Here’s how to talk about LGBTQIA + issues (and why pronouns are so important)
You’ve heard the expression âKnowledge is powerâ. There is also power in language; it identifies who we are. As we wrap up Pride Month, WCPO takes you to school to explain some of the LGBTQIA + terms you have likely seen and heard but may not be familiar with.
The letters stand for lesbian, gay, bisexual, transgender, questioning or queer, intersex and asexual / ally / lawyer. The plus is added to represent anyone else who feels their gender or gender identity does not fit into any of these categories.
Sex versus gender
While sex refers to a person’s biological characteristics, gender is a social construct.
The LGBTQ Journalists Association (NLGJA) puts it this way: âGender is usually assigned to a person at birth by an attendant or parent who bases the decision on the infant’s visible genitals. This attribution may not correspond to the real sex of the person, to his knowledge. of which may emerge later.
The term was once considered an insult, but has since been picked up by the LGBTQIA + community as an empowering vehicle to describe people who do not conform to sexual or gender norms.
The NLGJA recommends caution with the term, however, as it may still be used as an epithet or viewed as offensive by LGBTQIA + communities, regardless of intent and may require explanation or contextualization.
According to the NLGJA, the term intersex refers to “people born with sex chromosomes, genitals and / or a reproductive system that are not considered the norm for males or females.” People born intersex often have their gender and gender identity chosen for them, but may later decide to change one or both of these identities.
Asexual / Ally / Lawyer
Asexual refers to “someone who does not experience sexual attraction” and is more closely associated with sexual orientation than gender (according to NLGJA).

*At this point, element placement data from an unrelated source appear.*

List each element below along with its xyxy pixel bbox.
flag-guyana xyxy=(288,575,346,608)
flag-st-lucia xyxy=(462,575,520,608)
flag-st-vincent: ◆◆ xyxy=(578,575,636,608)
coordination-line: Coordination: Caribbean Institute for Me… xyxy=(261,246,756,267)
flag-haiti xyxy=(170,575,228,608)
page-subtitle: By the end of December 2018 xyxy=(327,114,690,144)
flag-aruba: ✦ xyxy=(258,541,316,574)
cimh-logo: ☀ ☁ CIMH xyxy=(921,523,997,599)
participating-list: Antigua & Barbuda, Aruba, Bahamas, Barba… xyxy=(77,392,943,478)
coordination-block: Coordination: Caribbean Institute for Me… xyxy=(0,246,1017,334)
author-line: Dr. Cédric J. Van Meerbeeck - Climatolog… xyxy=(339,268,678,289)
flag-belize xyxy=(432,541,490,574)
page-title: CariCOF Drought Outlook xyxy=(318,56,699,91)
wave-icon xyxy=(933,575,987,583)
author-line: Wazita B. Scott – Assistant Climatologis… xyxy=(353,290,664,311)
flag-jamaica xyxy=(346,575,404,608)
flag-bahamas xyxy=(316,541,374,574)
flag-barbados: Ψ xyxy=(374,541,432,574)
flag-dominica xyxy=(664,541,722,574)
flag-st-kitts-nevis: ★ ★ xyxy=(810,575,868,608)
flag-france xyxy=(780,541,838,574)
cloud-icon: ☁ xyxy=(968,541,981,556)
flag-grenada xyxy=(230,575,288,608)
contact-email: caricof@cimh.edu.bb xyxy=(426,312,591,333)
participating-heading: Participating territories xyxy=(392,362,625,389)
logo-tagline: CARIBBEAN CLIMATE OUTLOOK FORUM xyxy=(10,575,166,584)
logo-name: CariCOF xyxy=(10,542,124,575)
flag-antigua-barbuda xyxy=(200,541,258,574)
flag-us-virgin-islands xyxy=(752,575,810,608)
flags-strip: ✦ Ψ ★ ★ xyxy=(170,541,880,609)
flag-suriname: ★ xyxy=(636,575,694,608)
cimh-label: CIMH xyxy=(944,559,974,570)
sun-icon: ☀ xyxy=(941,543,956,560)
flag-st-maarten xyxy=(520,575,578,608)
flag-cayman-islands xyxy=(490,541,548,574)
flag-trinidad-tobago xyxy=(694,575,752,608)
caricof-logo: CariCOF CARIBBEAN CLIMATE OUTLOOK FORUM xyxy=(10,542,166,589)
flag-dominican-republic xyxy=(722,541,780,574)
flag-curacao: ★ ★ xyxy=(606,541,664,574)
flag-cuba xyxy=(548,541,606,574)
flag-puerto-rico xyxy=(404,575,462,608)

The A in the acronym LGBTQIA + also applies to allies and advocates, those who do not identify as part of these communities but offer their support and alliance in political and social issues.
â’Cis’ in Latin means ‘the same’,â said Tristan Vaught, who works with school districts on equity, inclusion and belonging. âYou were assigned a gender at birth and you still identify with the assignment. Being cisgender does not necessarily indicate one’s sexuality (i.e. homosexual or heterosexual), only that his gender identity (i.e. male or female) matches the gender assigned to him. at birth.
âThat doesn’t mean I’m drawn to pots and pans,â Vaught said. “This actually goes against the term bisexual because bi means ‘binary.’ According to NLGJA, the term” (d) describes someone who experiences attraction regardless of sex, gender identity or gender. ‘gender expression‘.
âA person who identifies as pansexual can be drawn to many different gender identities or to all gender identities,â said Dr. Sarah Pickle, a family and community medicine specialist at the University of Cincinnati.
This term refers to anyone whose sexual and / or gender expression does not correspond to a man, woman, man or woman.
âSo non-binary, I don’t feel like a man or a woman,â Vaught said. âI’m kind of in the middle. I’m close to being a trans man, but I’m in this non-binary space. My assigned gender was female,â they said.
And what’s the deal with pronouns?
The NLGJA, The Associated Press and other organizations have reported that the pronouns they are now just as acceptable as he / his / her when referring to a single person whose gender or gender identity does not match the traditional binary.
But why are pronouns so important?
âThe language is really powerful,â Pickle said. âIt’s a cultural phenomenon and a way to show respect,â for those who don’t identify with the pronoun others might expect to use when interacting with them.
âNon-binary individuals may identify somewhere between male and female or reject a binary categorization of gender altogether,â according to the NLGJA guide.